I problemi da affrontare sono numerosi: “Oltre ad avere una diagnosi affidabile, c’è il problema di veder riconosciuto il proprio problema di salute dal datore di lavoro e dalle assicurazioni sanitarie. A volte gli aiuti sociali ci sono ma i pazienti non li conoscono e quindi non possono accedervi», precisa il prof. Ramelli.
Gli chiediamo che cosa significa per un pediatra non poter aiutare un bambino ammalato. «Guardi purtroppo capita ed ogni volta è una grossa frustrazione e una grande sofferenza. Non poter dare un futuro a chi si affaccia sulla vita e speranza ai suoi genitori è molto logorante come medico, come uomo, come padre», sottolinea.
Per lungo tempo questi pazienti sono stati lasciati soli, ma poi la politica si è data una mossa. Nel 2016 il Consiglio federale ha approvato un piano nazionale di sostegno che prevede la creazione di centri di riferimento per le malattie rare, garantire l’accesso e il rimborso per gli esami diagnostici e le terapie, promuovere ricerca e formazione. I primi centri sono nati negli ospedali universitari. A fine maggio il Coordinamento nazionale Kosek ha dato luce verde a tre candidature, Ticino, Aarau e Lucerna, ora i centri sono nove. «Lavorare in rete con gli altri centri nazionali è un grande vantaggio per tutti i pazienti».

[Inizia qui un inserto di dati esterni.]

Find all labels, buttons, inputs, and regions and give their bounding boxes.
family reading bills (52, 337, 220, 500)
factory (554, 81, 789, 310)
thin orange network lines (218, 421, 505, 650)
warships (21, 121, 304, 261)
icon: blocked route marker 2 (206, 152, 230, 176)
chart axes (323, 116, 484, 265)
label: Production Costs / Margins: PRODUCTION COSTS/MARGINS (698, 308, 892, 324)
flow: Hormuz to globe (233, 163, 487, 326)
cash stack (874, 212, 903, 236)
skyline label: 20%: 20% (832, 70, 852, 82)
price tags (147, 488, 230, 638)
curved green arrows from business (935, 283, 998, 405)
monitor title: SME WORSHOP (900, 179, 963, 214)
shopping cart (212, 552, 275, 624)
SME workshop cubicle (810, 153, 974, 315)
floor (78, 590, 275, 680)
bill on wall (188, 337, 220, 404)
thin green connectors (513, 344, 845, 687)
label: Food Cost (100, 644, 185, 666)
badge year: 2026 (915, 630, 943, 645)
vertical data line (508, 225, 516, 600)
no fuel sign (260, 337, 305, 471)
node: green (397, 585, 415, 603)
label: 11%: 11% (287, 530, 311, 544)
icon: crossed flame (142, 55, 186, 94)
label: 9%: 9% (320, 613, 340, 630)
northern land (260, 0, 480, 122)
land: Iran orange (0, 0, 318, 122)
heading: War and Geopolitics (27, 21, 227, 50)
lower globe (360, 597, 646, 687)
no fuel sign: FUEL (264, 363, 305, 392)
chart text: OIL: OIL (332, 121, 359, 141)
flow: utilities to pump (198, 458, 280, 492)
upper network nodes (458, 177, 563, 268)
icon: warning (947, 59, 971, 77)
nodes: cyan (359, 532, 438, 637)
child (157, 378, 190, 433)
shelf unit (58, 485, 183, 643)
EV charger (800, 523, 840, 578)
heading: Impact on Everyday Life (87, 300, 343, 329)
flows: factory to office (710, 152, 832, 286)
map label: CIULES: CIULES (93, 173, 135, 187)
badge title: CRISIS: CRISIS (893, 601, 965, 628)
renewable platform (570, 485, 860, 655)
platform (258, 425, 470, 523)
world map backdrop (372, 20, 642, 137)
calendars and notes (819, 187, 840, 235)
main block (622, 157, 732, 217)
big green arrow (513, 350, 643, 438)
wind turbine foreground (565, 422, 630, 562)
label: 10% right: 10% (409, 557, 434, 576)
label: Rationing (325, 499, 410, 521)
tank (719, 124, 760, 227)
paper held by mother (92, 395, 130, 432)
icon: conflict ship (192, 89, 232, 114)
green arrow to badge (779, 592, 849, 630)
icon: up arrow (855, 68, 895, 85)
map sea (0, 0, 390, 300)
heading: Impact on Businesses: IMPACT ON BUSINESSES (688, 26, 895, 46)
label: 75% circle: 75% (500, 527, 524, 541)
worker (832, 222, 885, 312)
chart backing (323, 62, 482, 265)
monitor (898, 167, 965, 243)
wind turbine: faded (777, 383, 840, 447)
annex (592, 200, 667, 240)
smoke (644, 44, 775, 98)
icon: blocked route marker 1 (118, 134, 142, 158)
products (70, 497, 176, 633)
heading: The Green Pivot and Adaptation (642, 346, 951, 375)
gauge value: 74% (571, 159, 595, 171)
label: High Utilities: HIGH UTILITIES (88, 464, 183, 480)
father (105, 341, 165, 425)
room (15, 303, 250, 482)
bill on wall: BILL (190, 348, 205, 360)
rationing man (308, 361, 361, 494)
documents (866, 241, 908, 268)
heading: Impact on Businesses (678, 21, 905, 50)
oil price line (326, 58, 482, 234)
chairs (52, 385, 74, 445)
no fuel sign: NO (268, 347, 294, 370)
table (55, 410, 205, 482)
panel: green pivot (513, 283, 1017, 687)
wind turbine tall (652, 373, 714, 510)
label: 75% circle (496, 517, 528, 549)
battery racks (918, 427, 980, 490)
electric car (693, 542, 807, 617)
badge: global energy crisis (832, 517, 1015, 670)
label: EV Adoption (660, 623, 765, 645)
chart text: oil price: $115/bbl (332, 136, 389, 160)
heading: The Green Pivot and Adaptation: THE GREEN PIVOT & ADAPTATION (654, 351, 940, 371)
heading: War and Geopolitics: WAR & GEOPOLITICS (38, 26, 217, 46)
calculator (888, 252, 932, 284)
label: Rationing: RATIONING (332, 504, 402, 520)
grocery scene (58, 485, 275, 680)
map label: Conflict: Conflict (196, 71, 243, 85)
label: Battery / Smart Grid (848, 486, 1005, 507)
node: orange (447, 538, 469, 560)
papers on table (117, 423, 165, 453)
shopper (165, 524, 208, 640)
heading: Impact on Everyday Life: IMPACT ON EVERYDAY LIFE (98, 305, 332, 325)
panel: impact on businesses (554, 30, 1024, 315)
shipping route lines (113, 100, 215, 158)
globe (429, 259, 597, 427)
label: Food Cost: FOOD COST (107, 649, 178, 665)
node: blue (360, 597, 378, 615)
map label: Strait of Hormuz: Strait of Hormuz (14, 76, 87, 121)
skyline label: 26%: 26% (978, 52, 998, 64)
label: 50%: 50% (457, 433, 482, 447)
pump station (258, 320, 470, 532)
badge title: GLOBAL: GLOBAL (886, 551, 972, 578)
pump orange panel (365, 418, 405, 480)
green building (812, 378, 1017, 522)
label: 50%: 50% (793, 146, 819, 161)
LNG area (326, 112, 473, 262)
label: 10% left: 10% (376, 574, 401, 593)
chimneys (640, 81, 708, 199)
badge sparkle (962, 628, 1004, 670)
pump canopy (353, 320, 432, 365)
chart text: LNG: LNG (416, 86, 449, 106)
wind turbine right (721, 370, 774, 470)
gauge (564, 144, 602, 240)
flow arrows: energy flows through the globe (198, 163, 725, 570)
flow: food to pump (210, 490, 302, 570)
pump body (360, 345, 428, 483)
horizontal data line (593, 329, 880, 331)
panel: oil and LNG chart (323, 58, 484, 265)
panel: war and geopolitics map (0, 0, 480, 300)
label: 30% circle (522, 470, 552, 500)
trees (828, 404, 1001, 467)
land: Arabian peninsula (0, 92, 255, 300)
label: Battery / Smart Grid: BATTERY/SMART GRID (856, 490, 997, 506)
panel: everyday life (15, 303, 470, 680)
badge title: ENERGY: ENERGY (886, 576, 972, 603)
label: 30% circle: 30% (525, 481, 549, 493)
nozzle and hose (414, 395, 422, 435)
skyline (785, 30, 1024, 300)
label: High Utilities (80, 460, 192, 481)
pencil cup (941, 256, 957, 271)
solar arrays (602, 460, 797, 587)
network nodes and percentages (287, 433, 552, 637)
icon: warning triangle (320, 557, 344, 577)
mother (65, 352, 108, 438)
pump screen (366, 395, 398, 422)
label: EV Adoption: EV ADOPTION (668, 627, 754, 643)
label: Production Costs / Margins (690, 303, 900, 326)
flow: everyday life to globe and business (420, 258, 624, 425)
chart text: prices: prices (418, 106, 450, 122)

Ora che anche in Ticino c’è un Centro dedicato alle malattie rare è un ottimo traguardo ma c’è ancora molto da fare. Il prossimo obiettivo, precisa Ramelli, «sarà definire i centri di referenza per le singole malattie rare, dove inviare i pazienti se non si possono curare in Ticino e anche creare un registro di questa patologie», conclude il pediatra.